Id. § II.D.4 (“The court will disregard any new facts contained in response to a proposed finding of fact that are not directly responsive to the proposed fact.”) and § II.E.2 (“The court will not consider any factual propositions made in response to the moving party’s proposed facts that are not supported properly and sufficiently by admissible evidence.”). The following facts are undisputed unless otherwise noted.

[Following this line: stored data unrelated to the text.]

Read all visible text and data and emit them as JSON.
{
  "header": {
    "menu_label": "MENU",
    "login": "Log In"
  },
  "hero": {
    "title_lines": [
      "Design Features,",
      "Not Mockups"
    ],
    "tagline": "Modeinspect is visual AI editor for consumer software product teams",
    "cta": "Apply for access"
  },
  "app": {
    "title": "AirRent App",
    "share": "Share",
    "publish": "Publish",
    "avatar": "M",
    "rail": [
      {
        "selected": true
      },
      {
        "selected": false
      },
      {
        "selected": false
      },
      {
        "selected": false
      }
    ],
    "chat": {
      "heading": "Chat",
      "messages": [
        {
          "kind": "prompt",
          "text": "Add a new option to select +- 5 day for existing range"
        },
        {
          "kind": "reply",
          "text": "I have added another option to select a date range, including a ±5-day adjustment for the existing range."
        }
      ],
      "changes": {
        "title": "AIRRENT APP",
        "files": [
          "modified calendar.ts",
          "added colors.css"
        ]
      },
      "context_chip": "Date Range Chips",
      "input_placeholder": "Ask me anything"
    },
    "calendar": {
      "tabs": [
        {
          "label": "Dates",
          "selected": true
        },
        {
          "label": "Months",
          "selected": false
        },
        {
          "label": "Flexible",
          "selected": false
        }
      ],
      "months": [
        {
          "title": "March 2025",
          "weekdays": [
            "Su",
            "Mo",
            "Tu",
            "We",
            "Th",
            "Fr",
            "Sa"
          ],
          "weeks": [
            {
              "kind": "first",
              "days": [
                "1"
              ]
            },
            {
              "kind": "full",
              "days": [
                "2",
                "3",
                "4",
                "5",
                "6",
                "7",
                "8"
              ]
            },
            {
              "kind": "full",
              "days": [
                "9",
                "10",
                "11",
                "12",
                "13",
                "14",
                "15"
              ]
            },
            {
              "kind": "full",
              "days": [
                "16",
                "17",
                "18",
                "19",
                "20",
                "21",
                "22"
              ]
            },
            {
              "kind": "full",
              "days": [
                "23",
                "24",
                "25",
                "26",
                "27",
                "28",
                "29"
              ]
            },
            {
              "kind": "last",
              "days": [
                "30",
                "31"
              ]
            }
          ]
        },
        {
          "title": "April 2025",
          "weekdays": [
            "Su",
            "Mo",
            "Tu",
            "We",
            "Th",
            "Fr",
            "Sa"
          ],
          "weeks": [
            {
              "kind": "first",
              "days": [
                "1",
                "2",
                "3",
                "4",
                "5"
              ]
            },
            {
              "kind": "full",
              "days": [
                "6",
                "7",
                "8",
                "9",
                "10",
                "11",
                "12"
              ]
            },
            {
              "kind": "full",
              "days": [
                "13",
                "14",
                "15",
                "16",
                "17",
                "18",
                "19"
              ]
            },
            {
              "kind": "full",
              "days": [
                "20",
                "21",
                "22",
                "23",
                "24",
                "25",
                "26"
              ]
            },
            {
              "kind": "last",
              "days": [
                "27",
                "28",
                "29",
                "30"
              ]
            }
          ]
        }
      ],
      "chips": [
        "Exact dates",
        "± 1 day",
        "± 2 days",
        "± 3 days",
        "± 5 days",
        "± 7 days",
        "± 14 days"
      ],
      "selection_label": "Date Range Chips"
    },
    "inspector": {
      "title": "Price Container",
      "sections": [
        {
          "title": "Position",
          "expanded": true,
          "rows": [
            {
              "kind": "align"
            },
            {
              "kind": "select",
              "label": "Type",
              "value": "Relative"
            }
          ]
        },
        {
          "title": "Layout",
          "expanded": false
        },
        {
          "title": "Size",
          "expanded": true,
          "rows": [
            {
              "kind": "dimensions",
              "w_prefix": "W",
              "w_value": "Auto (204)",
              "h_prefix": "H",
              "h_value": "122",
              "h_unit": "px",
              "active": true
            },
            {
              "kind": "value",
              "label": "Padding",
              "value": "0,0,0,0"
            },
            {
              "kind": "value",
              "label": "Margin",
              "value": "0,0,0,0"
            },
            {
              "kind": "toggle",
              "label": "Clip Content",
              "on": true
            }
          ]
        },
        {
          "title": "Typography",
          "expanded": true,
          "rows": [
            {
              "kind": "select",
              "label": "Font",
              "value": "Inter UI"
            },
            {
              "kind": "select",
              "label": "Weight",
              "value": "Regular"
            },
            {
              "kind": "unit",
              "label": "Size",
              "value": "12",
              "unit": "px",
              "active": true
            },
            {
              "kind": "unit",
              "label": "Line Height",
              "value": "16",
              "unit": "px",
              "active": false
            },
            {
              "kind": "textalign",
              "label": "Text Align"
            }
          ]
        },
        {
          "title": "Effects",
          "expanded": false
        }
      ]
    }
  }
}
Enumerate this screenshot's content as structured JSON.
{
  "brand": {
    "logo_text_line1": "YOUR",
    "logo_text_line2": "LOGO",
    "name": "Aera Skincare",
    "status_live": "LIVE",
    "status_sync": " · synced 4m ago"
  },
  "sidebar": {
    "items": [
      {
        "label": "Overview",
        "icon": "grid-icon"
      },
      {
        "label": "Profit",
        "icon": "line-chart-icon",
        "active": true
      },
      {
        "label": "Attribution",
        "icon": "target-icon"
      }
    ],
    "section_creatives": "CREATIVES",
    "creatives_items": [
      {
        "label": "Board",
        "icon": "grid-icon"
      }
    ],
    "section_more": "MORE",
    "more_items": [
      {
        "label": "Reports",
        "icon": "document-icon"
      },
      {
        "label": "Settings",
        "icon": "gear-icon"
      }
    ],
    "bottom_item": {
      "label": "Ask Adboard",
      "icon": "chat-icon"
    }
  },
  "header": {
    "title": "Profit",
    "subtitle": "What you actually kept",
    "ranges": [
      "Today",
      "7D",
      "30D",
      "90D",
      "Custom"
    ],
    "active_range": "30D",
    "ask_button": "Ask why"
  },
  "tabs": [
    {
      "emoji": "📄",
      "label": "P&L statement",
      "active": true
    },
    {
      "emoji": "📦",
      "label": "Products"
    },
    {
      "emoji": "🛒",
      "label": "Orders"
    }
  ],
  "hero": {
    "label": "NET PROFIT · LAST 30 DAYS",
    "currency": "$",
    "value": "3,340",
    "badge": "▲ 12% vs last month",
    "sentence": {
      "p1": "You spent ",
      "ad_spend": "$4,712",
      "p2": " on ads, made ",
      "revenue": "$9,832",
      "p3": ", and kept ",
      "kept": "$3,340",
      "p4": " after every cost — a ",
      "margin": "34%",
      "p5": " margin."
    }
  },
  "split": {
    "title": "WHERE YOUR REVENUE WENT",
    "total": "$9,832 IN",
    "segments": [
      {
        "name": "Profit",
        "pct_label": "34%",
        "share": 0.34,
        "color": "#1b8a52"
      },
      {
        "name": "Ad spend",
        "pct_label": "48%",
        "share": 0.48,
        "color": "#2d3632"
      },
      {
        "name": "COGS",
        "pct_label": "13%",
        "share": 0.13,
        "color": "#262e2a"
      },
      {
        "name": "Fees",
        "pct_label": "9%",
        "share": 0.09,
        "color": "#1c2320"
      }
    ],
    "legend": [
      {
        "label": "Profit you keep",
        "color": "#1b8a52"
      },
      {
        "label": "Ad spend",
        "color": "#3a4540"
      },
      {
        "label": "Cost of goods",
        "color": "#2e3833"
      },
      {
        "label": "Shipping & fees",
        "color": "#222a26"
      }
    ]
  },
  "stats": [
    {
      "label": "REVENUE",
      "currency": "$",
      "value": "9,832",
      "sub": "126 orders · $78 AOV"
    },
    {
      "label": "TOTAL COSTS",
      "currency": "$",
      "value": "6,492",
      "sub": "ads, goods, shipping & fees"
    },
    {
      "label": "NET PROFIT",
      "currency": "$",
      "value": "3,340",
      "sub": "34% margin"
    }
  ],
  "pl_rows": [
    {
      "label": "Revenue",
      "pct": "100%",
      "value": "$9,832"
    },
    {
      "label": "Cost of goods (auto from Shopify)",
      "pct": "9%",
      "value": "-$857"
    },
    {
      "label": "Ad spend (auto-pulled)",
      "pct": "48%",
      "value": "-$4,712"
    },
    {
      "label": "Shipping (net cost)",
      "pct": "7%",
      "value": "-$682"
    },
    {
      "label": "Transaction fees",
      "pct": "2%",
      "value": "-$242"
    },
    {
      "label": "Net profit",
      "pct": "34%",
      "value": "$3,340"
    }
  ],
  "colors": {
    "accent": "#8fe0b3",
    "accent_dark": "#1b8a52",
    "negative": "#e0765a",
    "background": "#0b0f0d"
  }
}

3 FACTS A. Background N.R. is the biological daughter of plaintiffs Joshua Rabel and Andrea Rabel. N.R. was

given a diagnosis of Down’s Syndrome shortly after her birth. Plaintiffs’ claims in this case arise from events that occurred during the 2018-19 school year, when N.R. was a sixth grade student in the New Glarus Middle School Special Education Program. (As a result of her disability, N.R. is not competent to testify about these events.) Upon entering sixth grade, N.R. had an Individualized Education Plan (IEP), dated May 25, 2018, which set out the special education and related services that she would

receive from the school district in order to receive a free appropriate public education. Among other things, she would have a full time educational assistant and receive approximately half of her instruction in the special education resource room. N.R.’s sixth grade year did not begin well. From the beginning of the school year until October 22, 2018, she ran in the school hallways three times, ran out of the school building five or six times, and was aggressive to school staff 11 times. Many of the running

episodes occurred when N.R. was completing a hallway transition. N.R.’s behavior towards staff included kicking, scratching, spitting, and throwing objects at them. District staff determined that N.R. posed a very high risk of running out of the school and into the road or throwing heavy objects at staff or students when she became unregulated.

4 B. N.R.’s October 2018 IEP In an email dated October 18, 2018, plaintiff Andrea Rabel wrote that it was not safe for N.R. to be running out of the building and asked school district staff if there was a

behavioral plan for N.R. that allowed district staff to restrain N.R. to keep her safe. N.R.’s IEP team, which included Andrea and Joshua Rabel, met on October 22, 2018 to update N.R.’s IEP. The IEP team revised N.R.’s IEP to provide for the use of a Behavioral Intervention Plan (BIP) when N.R. exhibited unexpected behaviors that could lead to unsafe aggression toward staff and running from the building. The BIP established a number of preventive and less restrictive supports to be used with N.R., which included a structured

visual schedule, visual prompts, social stories, limited verbal directions, giving additional time for processing before repeating directions, using “first, then” language, using universal terms of “unexpected” and “check your schedule,” allowing N.R. to have her own physical work space, and a reward system. The plan also called for “arm-in-arm” transport to be used as a positive and preventive support during hallway transitions, given N.R.’s struggles with those transitions. During an arm-in-arm (sometimes called a “two person”) transport, N.R.